Sur le fond, on a surtout vu des acteurs militants déjà bien engagés dans des actions spécifiques avec des associations, mouvements qui animent la vie sociale et solidaire du département. Tous ont en commun une vision partagée des valeurs humanistes et coopératives (membres actifs d’Agribio 05, Court-Jus, Échanges paysans, Écritoire 05, Espace Freinet 05, Ludambule, 82-4000, Tous migrants, Gilets jaunes, No THT, Secours populaire, Coodyssées, UDESS 05, CESAÏ… retrouvez tous les liens sur le site https://alpesdapres.site/ ).

La diversité des intervenants a permis de voir les nuances de points de vue sur la situation actuelle et la vision de l’après, mais a également mis en lumière une communauté de besoins communs sur le temps présent : briser l’isolement des plus fragiles, mettre de la nourriture dans les assiettes au sens le plus littéral et trouver les moyens de contourner la récupération politique de la crise sanitaire de certains états, dont la France, à des fins de surveillance massive et de contrôle permanent des citoyens.

L’intervention qui nous a le plus marqués fut celle d’Agnès Antoine (No THT, Tous migrants, Secours populaire et surtout co-fondatrice de l’association des Croquignards à la Roche de Rame). Elle insiste sur la réalité du monde présent bien loin du monde d’après que nous serions capables d’imaginer et alerte sur la possibilité que celui-ci ne tourne pas dans le sens de nos utopies. Le monde d’après pourrait aussi être pire que celui d’avant si on se réfère à l’instant T. 

L’avis de la rédaction :

(Ndlr : nous avons suivi les 3 premières tables rondes dans leur intégralité : Alimentation, Éducation et solidarités et luttes. Notre avis se base uniquement sur ce que nous avons vu)
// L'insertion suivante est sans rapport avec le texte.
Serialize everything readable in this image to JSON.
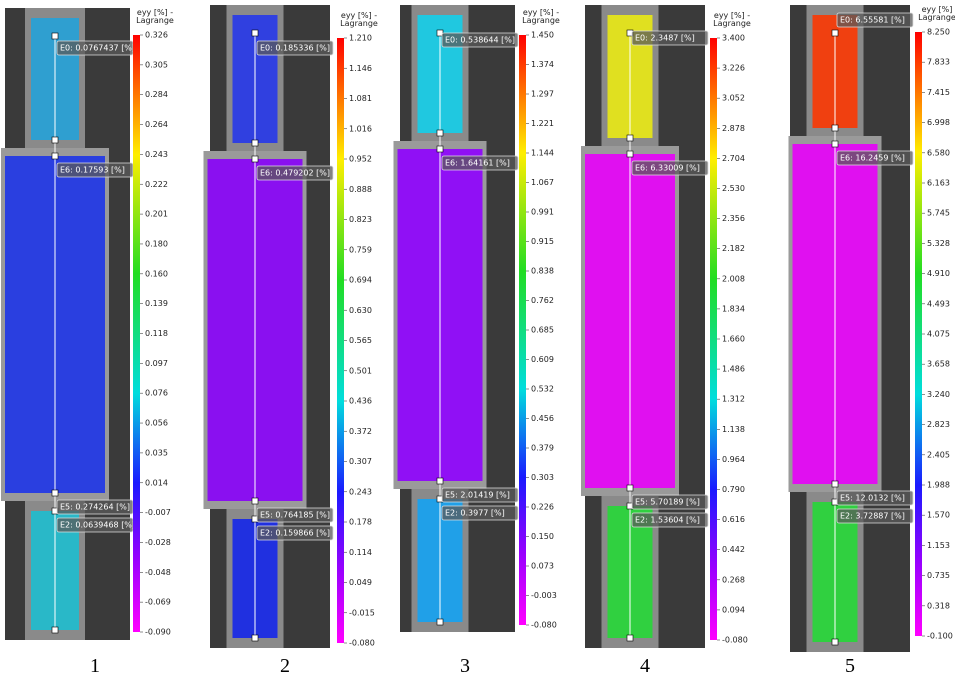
{
  "panels": [
    {
      "number": "1",
      "colorbar_title": [
        "eyy [%] -",
        "Lagrange"
      ],
      "ticks": [
        "0.326",
        "0.305",
        "0.284",
        "0.264",
        "0.243",
        "0.222",
        "0.201",
        "0.180",
        "0.160",
        "0.139",
        "0.118",
        "0.097",
        "0.076",
        "0.056",
        "0.035",
        "0.014",
        "-0.007",
        "-0.028",
        "-0.048",
        "-0.069",
        "-0.090"
      ],
      "tags": [
        "E0: 0.0767437 [%]",
        "E6: 0.17593 [%]",
        "E5: 0.274264 [%]",
        "E2: 0.0639468 [%]"
      ]
    },
    {
      "number": "2",
      "colorbar_title": [
        "eyy [%] -",
        "Lagrange"
      ],
      "ticks": [
        "1.210",
        "1.146",
        "1.081",
        "1.016",
        "0.952",
        "0.888",
        "0.823",
        "0.759",
        "0.694",
        "0.630",
        "0.565",
        "0.501",
        "0.436",
        "0.372",
        "0.307",
        "0.243",
        "0.178",
        "0.114",
        "0.049",
        "-0.015",
        "-0.080"
      ],
      "tags": [
        "E0: 0.185336 [%]",
        "E6: 0.479202 [%]",
        "E5: 0.764185 [%]",
        "E2: 0.159866 [%]"
      ]
    },
    {
      "number": "3",
      "colorbar_title": [
        "eyy [%] -",
        "Lagrange"
      ],
      "ticks": [
        "1.450",
        "1.374",
        "1.297",
        "1.221",
        "1.144",
        "1.067",
        "0.991",
        "0.915",
        "0.838",
        "0.762",
        "0.685",
        "0.609",
        "0.532",
        "0.456",
        "0.379",
        "0.303",
        "0.226",
        "0.150",
        "0.073",
        "-0.003",
        "-0.080"
      ],
      "tags": [
        "E0: 0.538644 [%]",
        "E6: 1.64161 [%]",
        "E5: 2.01419 [%]",
        "E2: 0.3977 [%]"
      ]
    },
    {
      "number": "4",
      "colorbar_title": [
        "eyy [%] -",
        "Lagrange"
      ],
      "ticks": [
        "3.400",
        "3.226",
        "3.052",
        "2.878",
        "2.704",
        "2.530",
        "2.356",
        "2.182",
        "2.008",
        "1.834",
        "1.660",
        "1.486",
        "1.312",
        "1.138",
        "0.964",
        "0.790",
        "0.616",
        "0.442",
        "0.268",
        "0.094",
        "-0.080"
      ],
      "tags": [
        "E0: 2.3487 [%]",
        "E6: 6.33009 [%]",
        "E5: 5.70189 [%]",
        "E2: 1.53604 [%]"
      ]
    },
    {
      "number": "5",
      "colorbar_title": [
        "eyy [%]",
        "Lagrange"
      ],
      "ticks": [
        "8.250",
        "7.833",
        "7.415",
        "6.998",
        "6.580",
        "6.163",
        "5.745",
        "5.328",
        "4.910",
        "4.493",
        "4.075",
        "3.658",
        "3.240",
        "2.823",
        "2.405",
        "1.988",
        "1.570",
        "1.153",
        "0.735",
        "0.318",
        "-0.100"
      ],
      "tags": [
        "E0: 6.55581 [%]",
        "E6: 16.2459 [%]",
        "E5: 12.0132 [%]",
        "E2: 3.72887 [%]"
      ]
    }
  ]
}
Notre territoire est propice aux micro-expériences, mais elles se réalisent dans un cadre relativement privilégié par ses contraintes socio-économiques et géographiques. Nos faiblesses alimentent notre force, mais restent sur un fil ténu et fragile et la crise actuelle pourrait tout aussi bien voir s’effondrer non pas le monde d’avant, mais celui rêvé d’après. Tout tient sur la belle humanité et celle-ci nous suffira-t-elle ? Rien n’est moins sûr si les beaux débats restent dans l’entre-soi et que la population dans son ensemble variée ne s’en empare pas.

L’autre danger qui n’est que peu apparu (voire pas) dans les interventions du festival est la dérive panhygiéniste liée à la surinformation continue qui ne permet pas de réfléchir, mais de réagir dans la peur microbienne cérébrale entre deux pages de pubs cancéreuses. On a beaucoup parlé d’humanité, d’empathie, de bienveillance, mais assez peu du sens de la vie. La philosophie fut sûrement la grande absente et ce ne serait pas un mal si la poésie se démaquillait un peu de sa performance expérimentale pour en revenir, au moins de temps en temps, sur ce pour quoi elle existe : laisser entendre subliminalement les échos des champs du possible. Lorsqu’on entend un bruit, c’est qu’il est émis de quelque part, non ?

Entre la lucidité et l’utopie, c’est donc la première qui ressort le mieux de ce premier Festival virtuel. Sans chichi, sans grandes envolées lyriques, sans vouloir déplacer les montagnes, mais au contraire en tirer le meilleur et pour tous, dans l’ensemble cette expérience nous a ravis et nous avons hâte qu’elle se reproduise et dans le réel dès que ce sera possible.